Prospera and Raven AI both center scouting on capturing imagery and converting it into reviewable, structured records tied to fields and observations. Prospera standardizes how scouts document issues with a consistent visual workflow, while Raven AI emphasizes traceable visual documentation tied to field and growth-stage records.
How do AI-driven imaging tools compare with checklist-driven scouting tools?
Taranis uses AI-driven crop imaging to detect stress zones and surface actionable zones directly on crop imagery for collaborative review. Turf & Crop Manager focuses on operational scouting structure with field-level checklists that standardize repeated observations and recordkeeping without deep image anomaly detection.
Which platforms help teams prioritize field visits using maps and remote sensing?
Arable and CropX use imagery and mapping to drive scouting priorities. Arable turns satellite and field observations into map-driven views that help scouts prioritize areas, while CropX overlays geospatial variability signals and mapped zones to guide where scouting should concentrate.
What crop scouting software connects scouting findings to follow-up actions and accountability?
FarmERP and Agworld both link scouting work to field-centric tasks and actions. FarmERP manages scouting plans and logs issues with per-field follow-ups, while Agworld assigns tasks and connects photo-supported reports to crops, pests, diseases, and agronomic actions.
Which tools are designed for multi-team collaboration and review of detected or logged issues?
Taranis supports collaborative review workflows around AI-detected zones and tracking work tied to imagery. Prospera also supports team-ready review by organizing annotated observations and making scouting outputs easier to share across scouting programs.
Which solution is the best fit for agronomy teams that need remote sensing plus targeted in-field verification?
Arable and CropX both blend remote sensing with in-field workflows.
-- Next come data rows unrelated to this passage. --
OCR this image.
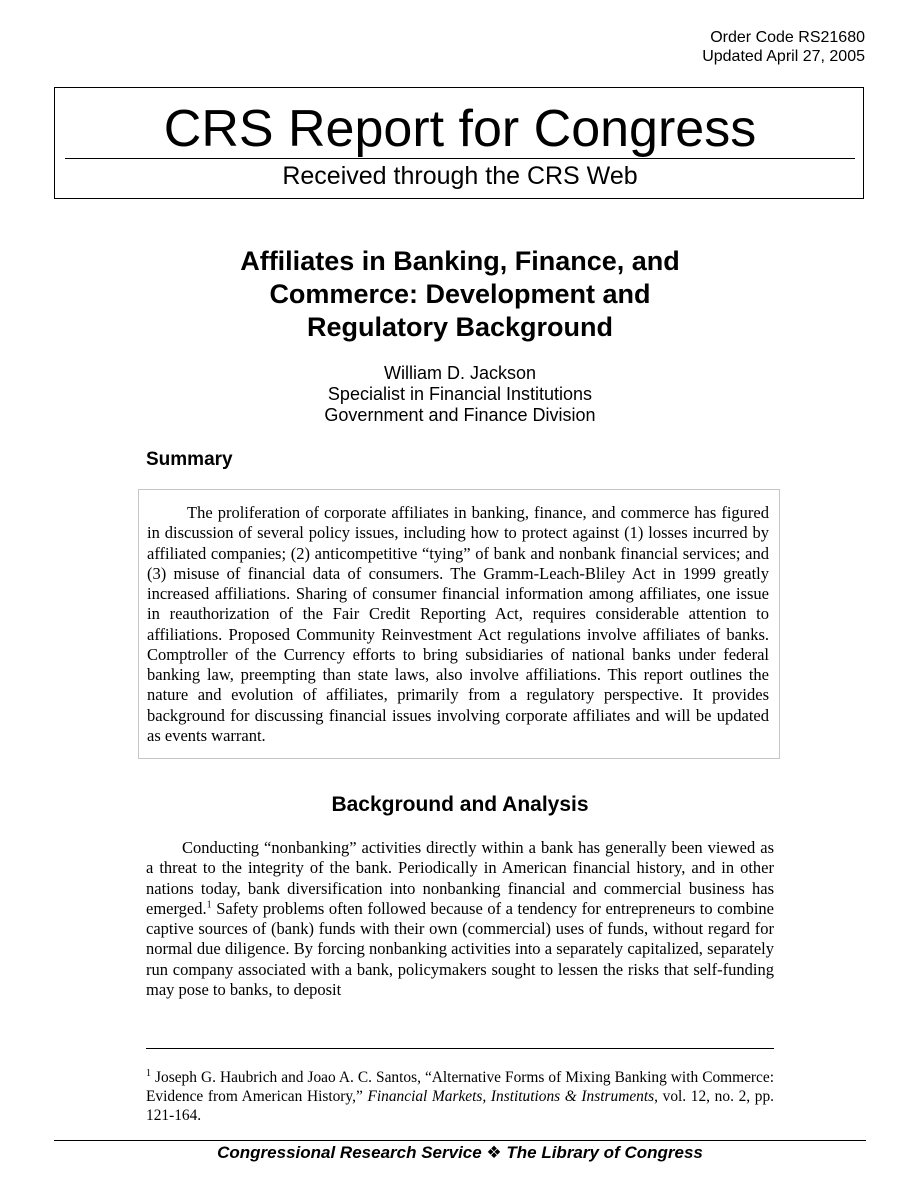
Order Code RS21680
Updated April 27, 2005
CRS Report for Congress
Received through the CRS Web
Affiliates in Banking, Finance, and
Commerce: Development and
Regulatory Background
William D. Jackson
Specialist in Financial Institutions
Government and Finance Division
Summary

The proliferation of corporate affiliates in banking, finance, and commerce has figured in discussion of several policy issues, including how to protect against (1) losses incurred by affiliated companies; (2) anticompetitive “tying” of bank and nonbank financial services; and (3) misuse of financial data of consumers. The Gramm-Leach-Bliley Act in 1999 greatly increased affiliations. Sharing of consumer financial information among affiliates, one issue in reauthorization of the Fair Credit Reporting Act, requires considerable attention to affiliations. Proposed Community Reinvestment Act regulations involve affiliates of banks. Comptroller of the Currency efforts to bring subsidiaries of national banks under federal banking law, preempting than state laws, also involve affiliations. This report outlines the nature and evolution of affiliates, primarily from a regulatory perspective. It provides background for discussing financial issues involving corporate affiliates and will be updated as events warrant.

Background and Analysis

Conducting “nonbanking” activities directly within a bank has generally been viewed as a threat to the integrity of the bank. Periodically in American financial history, and in other nations today, bank diversification into nonbanking financial and commercial business has emerged.$^1$ Safety problems often followed because of a tendency for entrepreneurs to combine captive sources of (bank) funds with their own (commercial) uses of funds, without regard for normal due diligence. By forcing nonbanking activities into a separately capitalized, separately run company associated with a bank, policymakers sought to lessen the risks that self-funding may pose to banks, to deposit

$^1$ Joseph G. Haubrich and Joao A. C. Santos, “Alternative Forms of Mixing Banking with Commerce: Evidence from American History,” Financial Markets, Institutions & Instruments, vol. 12, no. 2, pp. 121-164.

Congressional Research Service ❖ The Library of Congress
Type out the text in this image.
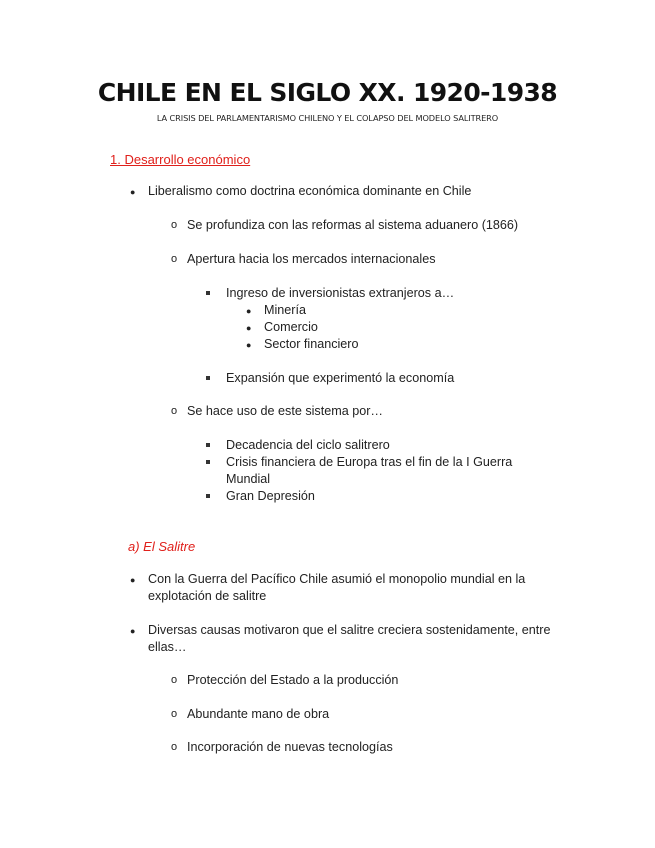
CHILE EN EL SIGLO XX. 1920-1938
LA CRISIS DEL PARLAMENTARISMO CHILENO Y EL COLAPSO DEL MODELO SALITRERO
1. Desarrollo económico
● Liberalismo como doctrina económica dominante en Chile
o Se profundiza con las reformas al sistema aduanero (1866)
o Apertura hacia los mercados internacionales
Ingreso de inversionistas extranjeros a…
● Minería
● Comercio
● Sector financiero
Expansión que experimentó la economía
o Se hace uso de este sistema por…
Decadencia del ciclo salitrero
Crisis financiera de Europa tras el fin de la I Guerra Mundial
Gran Depresión
a) El Salitre
● Con la Guerra del Pacífico Chile asumió el monopolio mundial en la explotación de salitre
● Diversas causas motivaron que el salitre creciera sostenidamente, entre ellas…
o Protección del Estado a la producción
o Abundante mano de obra
o Incorporación de nuevas tecnologías
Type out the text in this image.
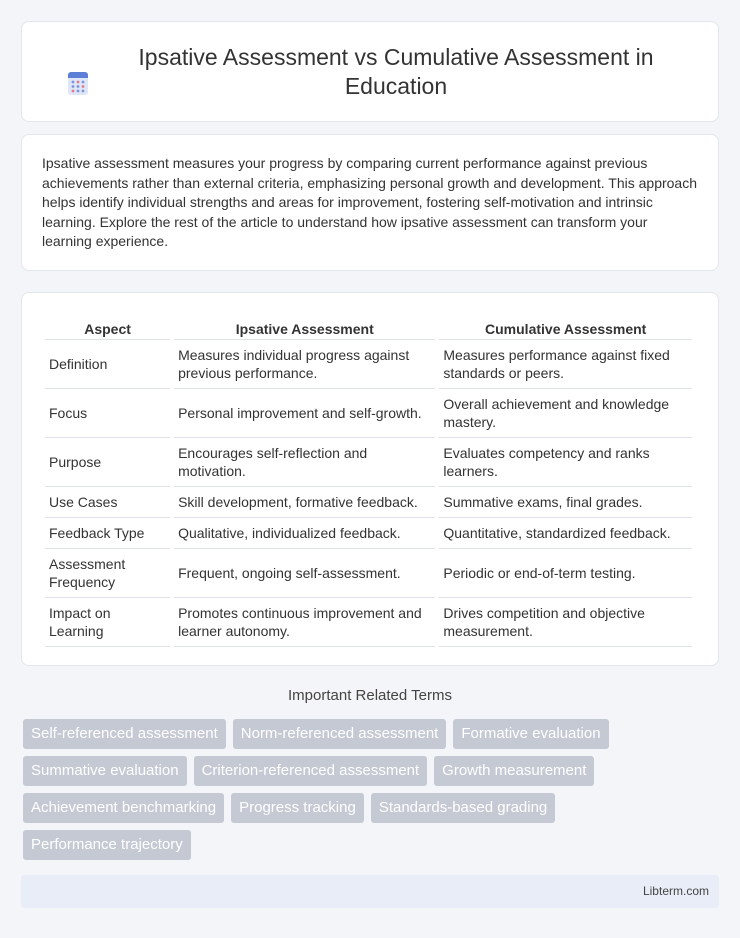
Ipsative Assessment vs Cumulative Assessment in Education

Ipsative assessment measures your progress by comparing current performance against previous achievements rather than external criteria, emphasizing personal growth and development. This approach helps identify individual strengths and areas for improvement, fostering self-motivation and intrinsic learning. Explore the rest of the article to understand how ipsative assessment can transform your learning experience.

Aspect	Ipsative Assessment	Cumulative Assessment
Definition	Measures individual progress against previous performance.	Measures performance against fixed standards or peers.
Focus	Personal improvement and self-growth.	Overall achievement and knowledge mastery.
Purpose	Encourages self-reflection and motivation.	Evaluates competency and ranks learners.
Use Cases	Skill development, formative feedback.	Summative exams, final grades.
Feedback Type	Qualitative, individualized feedback.	Quantitative, standardized feedback.
Assessment Frequency	Frequent, ongoing self-assessment.	Periodic or end-of-term testing.
Impact on Learning	Promotes continuous improvement and learner autonomy.	Drives competition and objective measurement.
Important Related Terms
Self-referenced assessment	Norm-referenced assessment	Formative evaluation
Summative evaluation	Criterion-referenced assessment	Growth measurement
Achievement benchmarking	Progress tracking	Standards-based grading
Performance trajectory
Libterm.com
Arable packages imagery-based changes into issue workflows for scouts, while CropX combines satellite, weather, and agronomic model signals to generate variability insights that scouting teams verify in mapped zones.
How do drone-focused scouting platforms differ from satellite-first platforms?
PrecisionHawk unifies drone-derived agronomy imagery through flight planning, automated image capture, and map-based problem identification with report generation. Arable and CropX prioritize satellite-driven monitoring and mapping, then use scouting tasks to confirm and act on remote signals in the field.
What are common technical requirements for running these scouting workflows reliably in the field?
Tools like Prospera and Raven AI depend on dependable mobile capture of imagery and consistent annotation to produce structured records for review. Platforms such as PrecisionHawk rely on drone workflows that include flight planning and automated ingestion of captured images into map-based scouting analytics.
How should teams choose between a dedicated scouting trail tool and a broader farm operations tracking tool?
Raven AI and Prospera prioritize a scouting trail that ties visual evidence to field and growth-stage documentation. FarmERP and Agworld extend beyond scouting records by centering operations visibility with scouting plan management, task assignment, and action tracking tied to crops and timing.
Conclusion
After evaluating 10 agriculture farming, Prospera stands out as our overall top pick — it scored highest across our combined criteria of features, ease of use, and value, which is why it sits at #1 in the rankings above.
Use the comparison table and detailed reviews above to validate the fit against your own requirements before committing to a tool.
Tools reviewed
Referenced in the comparison table and product reviews above.